Many had attended a massive rally yesterday night at Havana's Revolution Plaza, where the presidents of Cuba, Mexico, Ecuador, Bolivia, Venezuela and South Africa, along with leaders of a host of smaller nations, offered speeches paying tribute to Castro, who died Friday night.

The crowds at the rally and along today's procession route were a mix of people attending on their own and groups of Cubans organised by government workplaces, where attendance was not strictly obligatory but with strong pressure to attend.

Some groups of government workers slept on the streets because all public transport had been commandeered to move people to Castro-related activities.

"We love the comandante and I think it's our obligation to be here and see him out," said Mercedes Antunez, 59, who was bused in by the state athletics organisation from her home in east Havana along with fellow employees.

Yesterday's rally began with black-and-white revolution-era footage of Castro and other guerrillas on a big screen and the playing of the Cuban national anthem.
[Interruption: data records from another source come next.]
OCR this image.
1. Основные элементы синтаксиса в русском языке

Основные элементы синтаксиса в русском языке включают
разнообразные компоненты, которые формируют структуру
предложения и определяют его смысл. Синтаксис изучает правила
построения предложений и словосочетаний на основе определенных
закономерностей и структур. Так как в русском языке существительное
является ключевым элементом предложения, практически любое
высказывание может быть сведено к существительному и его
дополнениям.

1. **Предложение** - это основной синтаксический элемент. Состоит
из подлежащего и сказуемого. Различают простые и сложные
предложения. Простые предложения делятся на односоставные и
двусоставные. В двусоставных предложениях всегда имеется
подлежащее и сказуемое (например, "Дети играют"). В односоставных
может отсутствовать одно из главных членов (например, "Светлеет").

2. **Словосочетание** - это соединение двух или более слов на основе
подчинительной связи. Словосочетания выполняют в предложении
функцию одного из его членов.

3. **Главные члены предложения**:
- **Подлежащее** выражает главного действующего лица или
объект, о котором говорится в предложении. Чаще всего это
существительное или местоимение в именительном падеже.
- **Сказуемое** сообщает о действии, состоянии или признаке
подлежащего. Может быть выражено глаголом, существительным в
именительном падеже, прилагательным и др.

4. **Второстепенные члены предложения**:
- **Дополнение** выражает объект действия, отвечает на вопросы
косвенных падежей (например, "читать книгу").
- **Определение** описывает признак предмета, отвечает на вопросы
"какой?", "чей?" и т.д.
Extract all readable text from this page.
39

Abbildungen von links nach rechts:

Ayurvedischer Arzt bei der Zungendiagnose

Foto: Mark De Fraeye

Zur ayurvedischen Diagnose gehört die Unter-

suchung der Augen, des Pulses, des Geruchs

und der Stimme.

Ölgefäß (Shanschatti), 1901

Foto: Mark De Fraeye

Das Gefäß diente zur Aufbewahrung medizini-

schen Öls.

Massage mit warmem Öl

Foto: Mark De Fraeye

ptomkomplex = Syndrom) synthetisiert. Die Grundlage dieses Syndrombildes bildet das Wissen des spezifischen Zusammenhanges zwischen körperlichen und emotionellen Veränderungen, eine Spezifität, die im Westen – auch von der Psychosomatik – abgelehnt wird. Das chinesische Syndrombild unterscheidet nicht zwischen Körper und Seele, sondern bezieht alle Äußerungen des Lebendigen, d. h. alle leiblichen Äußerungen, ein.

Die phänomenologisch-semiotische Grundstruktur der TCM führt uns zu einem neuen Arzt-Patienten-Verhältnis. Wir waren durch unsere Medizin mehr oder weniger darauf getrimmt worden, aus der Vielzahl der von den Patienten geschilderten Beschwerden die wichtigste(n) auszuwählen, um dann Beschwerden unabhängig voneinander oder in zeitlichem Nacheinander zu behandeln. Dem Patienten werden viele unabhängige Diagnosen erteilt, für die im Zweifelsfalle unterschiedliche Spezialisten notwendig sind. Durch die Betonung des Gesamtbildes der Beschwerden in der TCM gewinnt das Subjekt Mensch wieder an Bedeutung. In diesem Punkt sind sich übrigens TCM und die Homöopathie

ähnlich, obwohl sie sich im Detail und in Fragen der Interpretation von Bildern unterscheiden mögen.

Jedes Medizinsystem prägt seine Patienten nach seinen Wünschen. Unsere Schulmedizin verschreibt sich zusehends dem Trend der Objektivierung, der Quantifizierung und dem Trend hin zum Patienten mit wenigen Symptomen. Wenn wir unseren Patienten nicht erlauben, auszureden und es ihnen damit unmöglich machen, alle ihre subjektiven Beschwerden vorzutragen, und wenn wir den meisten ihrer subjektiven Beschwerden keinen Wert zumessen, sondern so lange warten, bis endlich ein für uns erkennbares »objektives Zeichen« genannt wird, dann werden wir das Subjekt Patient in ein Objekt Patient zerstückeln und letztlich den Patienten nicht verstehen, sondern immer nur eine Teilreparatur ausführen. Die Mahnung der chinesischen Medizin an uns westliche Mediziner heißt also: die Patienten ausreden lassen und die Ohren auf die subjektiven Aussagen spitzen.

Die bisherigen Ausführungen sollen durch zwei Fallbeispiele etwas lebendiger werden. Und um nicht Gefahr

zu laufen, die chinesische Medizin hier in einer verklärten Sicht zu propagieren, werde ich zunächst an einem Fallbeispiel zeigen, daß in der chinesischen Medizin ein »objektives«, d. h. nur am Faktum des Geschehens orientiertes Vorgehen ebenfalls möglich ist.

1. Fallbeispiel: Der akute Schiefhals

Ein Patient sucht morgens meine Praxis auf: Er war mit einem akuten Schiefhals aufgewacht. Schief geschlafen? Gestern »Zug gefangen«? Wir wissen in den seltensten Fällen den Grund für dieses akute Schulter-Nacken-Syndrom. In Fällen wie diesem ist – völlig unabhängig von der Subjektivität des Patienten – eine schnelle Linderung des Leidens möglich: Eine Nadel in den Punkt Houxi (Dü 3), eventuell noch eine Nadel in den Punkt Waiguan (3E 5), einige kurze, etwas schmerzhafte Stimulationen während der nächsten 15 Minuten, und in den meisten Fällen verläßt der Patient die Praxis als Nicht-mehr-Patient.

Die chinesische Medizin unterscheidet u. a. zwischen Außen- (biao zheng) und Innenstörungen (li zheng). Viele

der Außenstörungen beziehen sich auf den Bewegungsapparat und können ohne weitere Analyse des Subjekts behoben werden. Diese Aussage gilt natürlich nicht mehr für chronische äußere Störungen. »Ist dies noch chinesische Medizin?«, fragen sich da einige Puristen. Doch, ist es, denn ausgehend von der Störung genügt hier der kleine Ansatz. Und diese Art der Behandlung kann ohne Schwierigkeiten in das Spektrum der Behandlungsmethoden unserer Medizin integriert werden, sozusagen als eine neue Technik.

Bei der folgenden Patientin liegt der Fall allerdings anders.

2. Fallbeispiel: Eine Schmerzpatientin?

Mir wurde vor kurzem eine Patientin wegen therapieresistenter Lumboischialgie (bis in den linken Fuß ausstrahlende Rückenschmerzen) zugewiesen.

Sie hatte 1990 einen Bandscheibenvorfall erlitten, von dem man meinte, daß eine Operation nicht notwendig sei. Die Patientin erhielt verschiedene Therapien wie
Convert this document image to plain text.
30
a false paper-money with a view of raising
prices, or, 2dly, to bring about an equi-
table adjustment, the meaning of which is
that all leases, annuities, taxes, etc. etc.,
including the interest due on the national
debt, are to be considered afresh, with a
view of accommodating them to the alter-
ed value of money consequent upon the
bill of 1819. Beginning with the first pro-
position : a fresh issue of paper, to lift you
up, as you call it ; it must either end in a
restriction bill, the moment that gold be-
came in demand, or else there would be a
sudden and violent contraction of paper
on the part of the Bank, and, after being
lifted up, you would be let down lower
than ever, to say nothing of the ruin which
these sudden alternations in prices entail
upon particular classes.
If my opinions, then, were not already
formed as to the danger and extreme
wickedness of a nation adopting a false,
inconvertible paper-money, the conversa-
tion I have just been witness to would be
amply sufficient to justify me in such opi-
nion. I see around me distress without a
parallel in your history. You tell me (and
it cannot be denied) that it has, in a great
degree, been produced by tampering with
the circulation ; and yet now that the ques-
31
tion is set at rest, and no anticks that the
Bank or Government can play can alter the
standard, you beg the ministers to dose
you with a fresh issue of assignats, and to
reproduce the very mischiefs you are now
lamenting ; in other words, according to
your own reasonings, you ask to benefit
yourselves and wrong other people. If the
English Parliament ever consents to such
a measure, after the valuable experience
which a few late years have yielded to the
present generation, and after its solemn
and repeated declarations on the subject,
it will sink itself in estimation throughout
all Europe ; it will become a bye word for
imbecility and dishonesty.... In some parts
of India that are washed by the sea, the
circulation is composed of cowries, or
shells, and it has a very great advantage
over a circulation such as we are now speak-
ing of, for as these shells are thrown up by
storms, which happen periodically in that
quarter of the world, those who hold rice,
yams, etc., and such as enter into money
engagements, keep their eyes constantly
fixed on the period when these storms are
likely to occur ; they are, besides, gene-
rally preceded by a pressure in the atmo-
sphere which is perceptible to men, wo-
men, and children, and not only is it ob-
Raul Castro closed the rally with a speech thanking world leaders for their words of praise for his brother, whom he called the leader of a revolution "for the humble, and by the humble."

For two days, lines stretched for hours outside the Plaza of the Revolution, the heart of government power. In Havana and across the island, people signed condolence books and an oath of loyalty to Castro's sweeping May 2000 proclamation of the Cuban revolution as an unending battle for socialism, nationalism and an outsize role for the island on the world stage.